In the seconds that Bennett had the ball, Houchen had made a run into the box. He was a couple of yards off the six yard line when the ball came in, but he leapt forwards to meet the ball, scoring one of the greatest diving headers of all time. It was duly voted the BBC Goal of the Season.
The next incident came in the middle of the pitch, as Coventry's captain Kilcline took out Mabbutt with a challenge that likely would result in a red card in the modern game. Back in 87 though, Kilcline, or 'Killer' as he was nicknamed, didn't even receive a yellow card. He had to leave the field though, as he injured himself in the challenge. His centre half partner, Trevor Peake, took the armband.
There would be no more goals in normal time, as the big Wembley pitch began to sap the players of their strength. Extra time it was - and nobody was complaining.
Gary Mabbutt's Knee
Following this game, Coventry City started a new fanzine called Gary Mabbutt's Knee, and in an interview in 2013, the ex Spurs defender spoke of how City fans still ask him for pictures of them kissing the body part in question.
It was only five minutes into the additional 30 that changed Mabbutt's life forever.

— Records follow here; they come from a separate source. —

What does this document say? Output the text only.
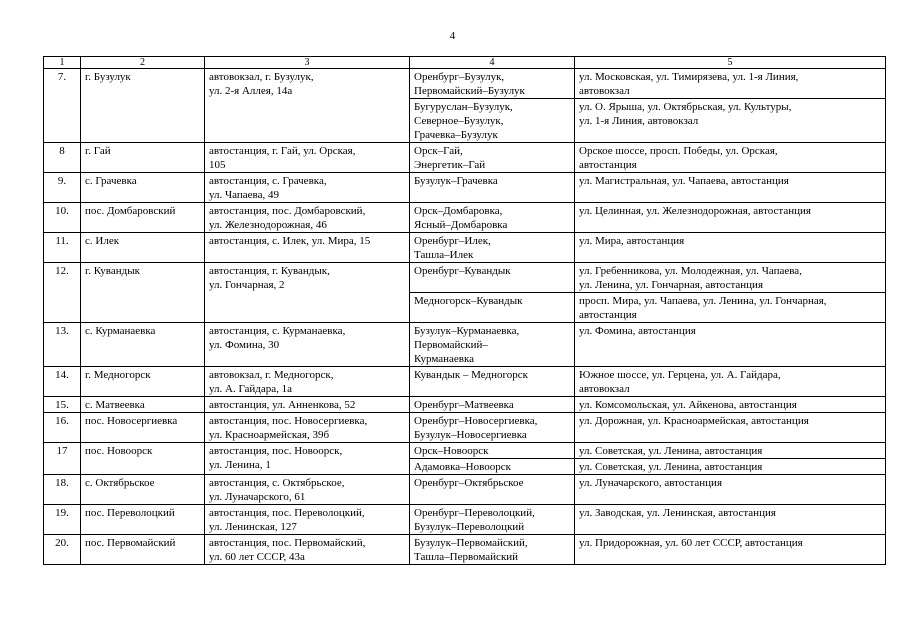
4
1	2	3	4	5
7.	г. Бузулук	автовокзал, г. Бузулук,
ул. 2-я Аллея, 14а	Оренбург–Бузулук,
Первомайский–Бузулук	ул. Московская, ул. Тимирязева, ул. 1-я Линия,
автовокзал

			Бугуруслан–Бузулук,
Северное–Бузулук,
Грачевка–Бузулук	ул. О. Ярыша, ул. Октябрьская, ул. Культуры,
ул. 1-я Линия, автовокзал

8	г. Гай	автостанция, г. Гай, ул. Орская,
105	Орск–Гай,
Энергетик–Гай	Орское шоссе, просп. Победы, ул. Орская,
автостанция

9.	с. Грачевка	автостанция, с. Грачевка,
ул. Чапаева, 49	Бузулук–Грачевка	ул. Магистральная, ул. Чапаева, автостанция

10.	пос. Домбаровский	автостанция, пос. Домбаровский,
ул. Железнодорожная, 46	Орск–Домбаровка,
Ясный–Домбаровка	ул. Целинная, ул. Железнодорожная, автостанция

11.	с. Илек	автостанция, с. Илек, ул. Мира, 15	Оренбург–Илек,
Ташла–Илек	ул. Мира, автостанция

12.	г. Кувандык	автостанция, г. Кувандык,
ул. Гончарная, 2	Оренбург–Кувандык	ул. Гребенникова, ул. Молодежная, ул. Чапаева,
ул. Ленина, ул. Гончарная, автостанция

			Медногорск–Кувандык	просп. Мира, ул. Чапаева, ул. Ленина, ул. Гончарная,
автостанция

13.	с. Курманаевка	автостанция, с. Курманаевка,
ул. Фомина, 30	Бузулук–Курманаевка,
Первомайский–
Курманаевка	ул. Фомина, автостанция

14.	г. Медногорск	автовокзал, г. Медногорск,
ул. А. Гайдара, 1а	Кувандык – Медногорск	Южное шоссе, ул. Герцена, ул. А. Гайдара,
автовокзал

15.	с. Матвеевка	автостанция, ул. Анненкова, 52	Оренбург–Матвеевка	ул. Комсомольская, ул. Айкенова, автостанция

16.	пос. Новосергиевка	автостанция, пос. Новосергиевка,
ул. Красноармейская, 39б	Оренбург–Новосергиевка,
Бузулук–Новосергиевка	ул. Дорожная, ул. Красноармейская, автостанция

17	пос. Новоорск	автостанция, пос. Новоорск,
ул. Ленина, 1	Орск–Новоорск	ул. Советская, ул. Ленина, автостанция

			Адамовка–Новоорск	ул. Советская, ул. Ленина, автостанция

18.	с. Октябрьское	автостанция, с. Октябрьское,
ул. Луначарского, 61	Оренбург–Октябрьское	ул. Луначарского, автостанция

19.	пос. Переволоцкий	автостанция, пос. Переволоцкий,
ул. Ленинская, 127	Оренбург–Переволоцкий,
Бузулук–Переволоцкий	ул. Заводская, ул. Ленинская, автостанция

20.	пос. Первомайский	автостанция, пос. Первомайский,
ул. 60 лет СССР, 43а	Бузулук–Первомайский,
Ташла–Первомайский	ул. Придорожная, ул. 60 лет СССР, автостанция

Lloyd McGrath, a player who, in the build-up to the game, was quoted as saying that he was going to destroy Hoddle, stop him from playing and make sure he comes off the pitch feeling sick, got the ball on the right and put in a hopeful cross.
Mabbutt was tired - who wouldn't be at that stage - and as he dangled out a left leg, the ball ricocheted off his knee and looped over Clemence, into his own net. As he bent over with his face in his hands, you knew there would agony on his face, a theory which was confirmed as he dropped to his haunches.
It was backs to the wall stuff for Coventry now - 25 minutes to hold out for one of the great FA Cup Final upsets. Spurs didn't have much left though. Their League Cup semi-final exit to Arsenal and their faltering end to the First Division seemed to weigh heavily on them, and even Hoddle in his final game in a Tottenham shirt couldn't conjure up any more magic.
One last goal-kick from Ogrizovic signalled the end of the game, and as the camera panned to Sillett and Curtis embracing on the bench, Coventry had finally done it.
Kilcline was able to hobble up the Wembley steps to lift the trophy - Coventry's first FA Cup in 104 years. It was definitely worth the wait.